Conceptually from 2000 onwards there was one thing being regulated - a financial market. Technically, thereafter, it was incorrect to consider the insurance market as being regulated. To the extent it is regulated it is merely incidental as being part of the financial market.

A single peak regulation system becomes a one size fits all model; banks, insurers and intermediaries are now all the same thing, collectively called the financial market.

There is no distinction between a bank and an insurer. There is no distinction between an intermediary and an insurer. There is no distinction between a prudential problem and a market conduct problem.

If a distinction is made between these different markets; stock markets, short-term insurers, long-term insurers, unit trusts and pensions this results in multiple regulators existing within the single regulator. Then all that has happened is an additional layer of bureaucracy is installed.

With the single market, worst of all, the original problem is ignored. With the 2008 finacial crisis it was not that the single peak regulator, the FSA, took its eye off the ball regulating banks, it did not even know the ball existed.

The FSMA had nice sounding objectives:

a) Maintaining confidence in the financial system;
b) Promoting public understanding of the financial system;
c) Securing the appropriate degree of protection for consumers; and
d) The reduction of financial crime by regulated persons and by those who are carrying on regulated activity in contravention of the General Prohibition in Section 21.

A better suited system

Laws are supposed to be clear instructions, commands to be obeyed and not generalised fine sounding words, dreams. As we have seen in the past, when a problem occurred and legislation was passed, the legislation did exactly what it was supposed to do.

It issued clear commands and very clear laws addressing identified problems. The weakness of the FSA 1986 system was made clear by the collapse of the Bearings Bank. What commands did the new legislation make which would address the bank failure problem, none. It failed to identify the problem and take steps to address the identified problem.

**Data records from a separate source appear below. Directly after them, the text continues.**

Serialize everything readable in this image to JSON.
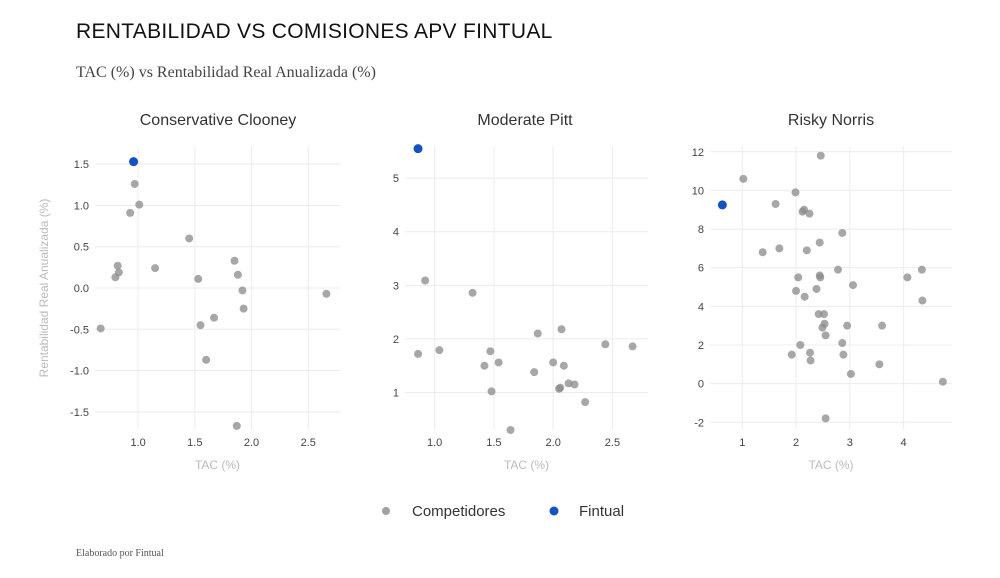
{
  "title": "RENTABILIDAD VS COMISIONES APV FINTUAL",
  "subtitle": "TAC (%) vs Rentabilidad Real Anualizada (%)",
  "footer": "Elaborado por Fintual",
  "legend": {
    "competitors": "Competidores",
    "fintual": "Fintual",
    "placement": "bottom"
  },
  "colors": {
    "competitors": "#8a8a8a",
    "fintual": "#1152c8",
    "grid": "#ececec"
  },
  "chart_data": [
    {
      "type": "scatter",
      "title": "Conservative Clooney",
      "xlabel": "TAC (%)",
      "ylabel": "Rentabilidad Real Anualizada (%)",
      "xlim": [
        0.62,
        2.78
      ],
      "ylim": [
        -1.72,
        1.72
      ],
      "xticks": [
        1.0,
        1.5,
        2.0,
        2.5
      ],
      "xtick_labels": [
        "1.0",
        "1.5",
        "2.0",
        "2.5"
      ],
      "yticks": [
        -1.5,
        -1.0,
        -0.5,
        0.0,
        0.5,
        1.0,
        1.5
      ],
      "ytick_labels": [
        "-1.5",
        "-1.0",
        "-0.5",
        "0.0",
        "0.5",
        "1.0",
        "1.5"
      ],
      "grid": true,
      "series": [
        {
          "name": "Competidores",
          "points": [
            [
              0.67,
              -0.49
            ],
            [
              0.8,
              0.13
            ],
            [
              0.82,
              0.27
            ],
            [
              0.83,
              0.19
            ],
            [
              0.93,
              0.91
            ],
            [
              0.97,
              1.26
            ],
            [
              1.01,
              1.01
            ],
            [
              1.15,
              0.24
            ],
            [
              1.45,
              0.6
            ],
            [
              1.53,
              0.11
            ],
            [
              1.55,
              -0.45
            ],
            [
              1.6,
              -0.87
            ],
            [
              1.67,
              -0.36
            ],
            [
              1.85,
              0.33
            ],
            [
              1.88,
              0.16
            ],
            [
              1.92,
              -0.03
            ],
            [
              1.93,
              -0.25
            ],
            [
              1.87,
              -1.67
            ],
            [
              2.66,
              -0.07
            ]
          ]
        },
        {
          "name": "Fintual",
          "points": [
            [
              0.96,
              1.53
            ]
          ]
        }
      ]
    },
    {
      "type": "scatter",
      "title": "Moderate Pitt",
      "xlabel": "TAC (%)",
      "ylabel": "",
      "xlim": [
        0.75,
        2.8
      ],
      "ylim": [
        0.3,
        5.6
      ],
      "xticks": [
        1.0,
        1.5,
        2.0,
        2.5
      ],
      "xtick_labels": [
        "1.0",
        "1.5",
        "2.0",
        "2.5"
      ],
      "yticks": [
        1,
        2,
        3,
        4,
        5
      ],
      "ytick_labels": [
        "1",
        "2",
        "3",
        "4",
        "5"
      ],
      "grid": true,
      "series": [
        {
          "name": "Competidores",
          "points": [
            [
              0.86,
              1.72
            ],
            [
              0.92,
              3.09
            ],
            [
              1.04,
              1.79
            ],
            [
              1.32,
              2.86
            ],
            [
              1.42,
              1.5
            ],
            [
              1.47,
              1.77
            ],
            [
              1.48,
              1.02
            ],
            [
              1.54,
              1.56
            ],
            [
              1.64,
              0.3
            ],
            [
              1.84,
              1.38
            ],
            [
              1.87,
              2.1
            ],
            [
              2.0,
              1.56
            ],
            [
              2.05,
              1.07
            ],
            [
              2.06,
              1.09
            ],
            [
              2.07,
              2.18
            ],
            [
              2.09,
              1.5
            ],
            [
              2.13,
              1.17
            ],
            [
              2.18,
              1.15
            ],
            [
              2.27,
              0.82
            ],
            [
              2.44,
              1.9
            ],
            [
              2.67,
              1.86
            ]
          ]
        },
        {
          "name": "Fintual",
          "points": [
            [
              0.86,
              5.55
            ]
          ]
        }
      ]
    },
    {
      "type": "scatter",
      "title": "Risky Norris",
      "xlabel": "TAC (%)",
      "ylabel": "",
      "xlim": [
        0.4,
        4.9
      ],
      "ylim": [
        -2.4,
        12.3
      ],
      "xticks": [
        1,
        2,
        3,
        4
      ],
      "xtick_labels": [
        "1",
        "2",
        "3",
        "4"
      ],
      "yticks": [
        -2,
        0,
        2,
        4,
        6,
        8,
        10,
        12
      ],
      "ytick_labels": [
        "-2",
        "0",
        "2",
        "4",
        "6",
        "8",
        "10",
        "12"
      ],
      "grid": true,
      "series": [
        {
          "name": "Competidores",
          "points": [
            [
              1.02,
              10.6
            ],
            [
              1.38,
              6.8
            ],
            [
              1.62,
              9.3
            ],
            [
              1.69,
              7.0
            ],
            [
              1.92,
              1.5
            ],
            [
              1.99,
              9.9
            ],
            [
              2.0,
              4.8
            ],
            [
              2.04,
              5.5
            ],
            [
              2.08,
              2.0
            ],
            [
              2.12,
              8.9
            ],
            [
              2.15,
              9.0
            ],
            [
              2.16,
              4.5
            ],
            [
              2.2,
              6.9
            ],
            [
              2.25,
              8.8
            ],
            [
              2.26,
              1.6
            ],
            [
              2.27,
              1.2
            ],
            [
              2.38,
              4.9
            ],
            [
              2.42,
              3.6
            ],
            [
              2.44,
              7.3
            ],
            [
              2.44,
              5.6
            ],
            [
              2.45,
              5.5
            ],
            [
              2.46,
              11.8
            ],
            [
              2.49,
              2.9
            ],
            [
              2.52,
              3.6
            ],
            [
              2.53,
              3.1
            ],
            [
              2.55,
              2.5
            ],
            [
              2.55,
              -1.8
            ],
            [
              2.78,
              5.9
            ],
            [
              2.86,
              7.8
            ],
            [
              2.86,
              2.1
            ],
            [
              2.88,
              1.5
            ],
            [
              2.95,
              3.0
            ],
            [
              3.02,
              0.5
            ],
            [
              3.06,
              5.1
            ],
            [
              3.55,
              1.0
            ],
            [
              3.6,
              3.0
            ],
            [
              4.07,
              5.5
            ],
            [
              4.34,
              5.9
            ],
            [
              4.35,
              4.3
            ],
            [
              4.73,
              0.1
            ]
          ]
        },
        {
          "name": "Fintual",
          "points": [
            [
              0.63,
              9.25
            ]
          ]
        }
      ]
    }
  ]
}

All it does is create another failed bureaucratic organisations i.e. the system introduced by the FSA.

That failed system was then replaced by an equally aimless and pointless Single Peak Regulator. That too failed.

However, the nature of the FSA became clear. It was a self-contained, self-funded, centralised bureaucratic managerial regulatory system. It was not the historical regulator operating via the rule of law within the constraints of the separation of powers. It was not operating within the Lockeian Framework.

This system is better suited for communist type governments with their belief in centralised planning and control. It is odd to see this in Western countries. Paul Samuelson, Nobel Laurate in economics was once asked what the difference between capitalism and communism is. He replied the one is the oppression of man by man; the other is the other way round. In the end unless a conscious effort is taken, the one morphs into the other.